Die Zulassung von Spot-Bitcoin-ETFs hat diesen Prozess erheblich beschleunigt, indem sie den Zugang über traditionelle Finanzinfrastruktur erleichtert hat.

PAXG passt in ein konservativeres Framework.

Es wird häufig als Absicherung, Treasury-Diversifikationstool oder relativ stabiles Sicherheiten-Asset innerhalb der Kryptomärkte verwendet. Da es vollständig gedeckt und unter regulierten Verwahrstrukturen ausgegeben wird, integriert es sich natürlicher in konventionelle Rohstoffstrategien als Bitcoin.

Deshalb beschreibt man die Beziehung der beiden Assets besser als Segmentierung statt als direkte Konkurrenz.

Vertrauen bleibt Teil der Gleichung

Eine der hartnäckigsten Missverständnisse rund um Blockchain-Systeme ist die Annahme, sie würden Vertrauen vollständig eliminieren.

Bitcoin reduziert die Abhängigkeit von zentralisierten Intermediären, weil Eigentum über Private Keys kontrolliert und Settlement durch ein dezentrales Netzwerk validiert wird. Keine einzelne Entität kann willkürlich Angebotsregeln ändern oder Transaktionshistorien umschreiben.

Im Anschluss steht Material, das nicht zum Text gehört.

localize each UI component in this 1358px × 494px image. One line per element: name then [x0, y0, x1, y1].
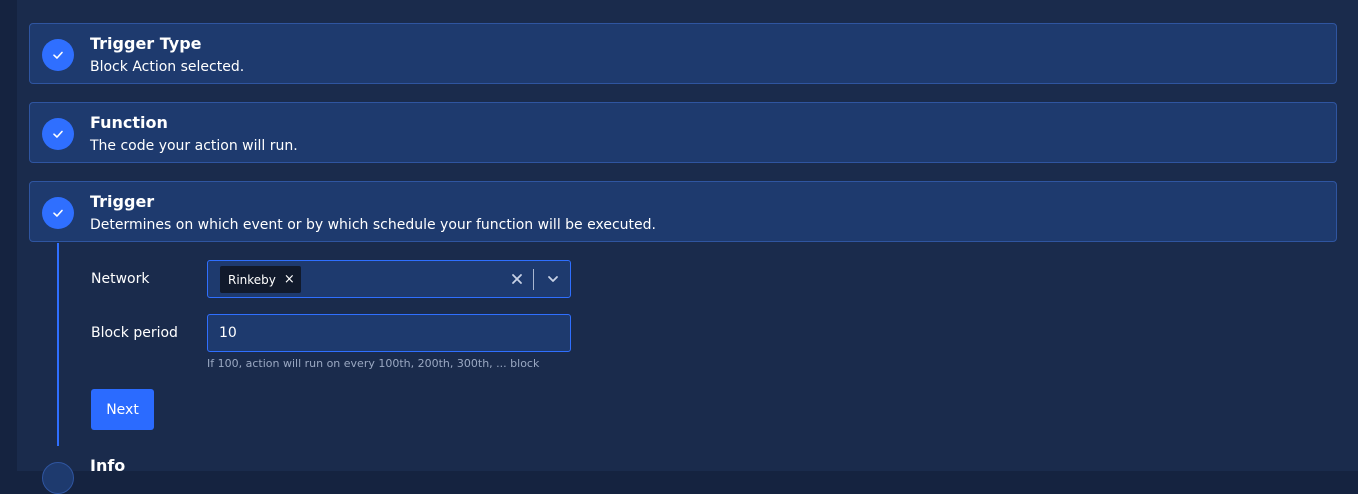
network-chip: Rinkeby × — [220, 266, 301, 293]
clear-icon[interactable] — [508, 270, 526, 288]
block-period-input[interactable] — [207, 314, 571, 352]
step-description: Determines on which event or by which sc… — [90, 217, 656, 233]
network-label: Network — [91, 271, 150, 287]
network-select[interactable]: Rinkeby × — [207, 260, 571, 298]
page-background: Trigger Type Block Action selected. Func… — [0, 0, 1358, 494]
step-title: Trigger — [90, 192, 155, 211]
step-title: Function — [90, 113, 168, 132]
step-description: The code your action will run. — [90, 138, 298, 154]
check-icon — [42, 39, 74, 71]
check-icon — [42, 118, 74, 150]
step-info-indicator — [42, 462, 74, 494]
step-info-title: Info — [90, 456, 126, 475]
step-description: Block Action selected. — [90, 59, 245, 75]
block-period-label: Block period — [91, 325, 178, 341]
block-period-hint: If 100, action will run on every 100th, … — [207, 357, 540, 370]
next-button[interactable]: Next — [91, 389, 154, 430]
step-trigger-type[interactable]: Trigger Type Block Action selected. — [29, 23, 1337, 84]
step-trigger[interactable]: Trigger Determines on which event or by … — [29, 181, 1337, 242]
check-icon — [42, 197, 74, 229]
remove-chip-icon[interactable]: × — [284, 273, 295, 286]
network-chip-label: Rinkeby — [228, 272, 276, 287]
select-separator — [533, 269, 534, 290]
chevron-down-icon[interactable] — [544, 270, 562, 288]
step-title: Trigger Type — [90, 34, 202, 53]
step-function[interactable]: Function The code your action will run. — [29, 102, 1337, 163]
step-connector-line — [57, 243, 59, 446]
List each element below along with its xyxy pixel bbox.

Gleichzeitig ist Vertrauen weiterhin vorhanden. Nutzer verlassen sich auf Software-Sicherheit, Netzwerk-Anreize und die Annahme, dass der dezentrale Konsens wie vorgesehen funktioniert.

PAXG verlagert das Vertrauen an eine andere Stelle.

Das System hängt von Verwahrern ab, die die zugrundeliegenden Goldreserven halten, von Auditoren, die die Bestände prüfen, und von Regulatoren, die Compliance-Strukturen überwachen. Die Blockchain-Infrastruktur verbessert Transparenz und Transferierbarkeit, aber die Basis bleibt auf Institutionen angewiesen, die volle Deckung gewährleisten.

Diese Unterscheidung ist wichtig, weil viele tokenisierte Assets, die als „On-Chain Finance“ vermarktet werden, unter der Oberfläche weiterhin traditionelles Gegenparteirisiko tragen.

Fazit

Bitcoin und PAXG werden oft unter derselben „digitales Gold“-Erzählung zusammengefasst, repräsentieren aber zwei sehr unterschiedliche Konzepte.

Bitcoin wurde als dezentrales monetäres Netzwerk mit digital durchgesetzter Knappheit und ohne externe Deckung entworfen. PAXG nimmt ein traditionelles Reserve-Asset und legt es auf Blockchain-Infrastruktur, ohne das zugrundeliegende Modell zu verändern.

Das eine versucht, ein alternatives Geldsystem außerhalb der traditionellen Finanzwelt aufzubauen.

Das andere modernisiert den Zugang zu einem der ältesten finanziellen Safe-Haven-Assets der Welt.

Deshalb funktioniert der Vergleich besser als Kontrast denn als direkte Gleichsetzung.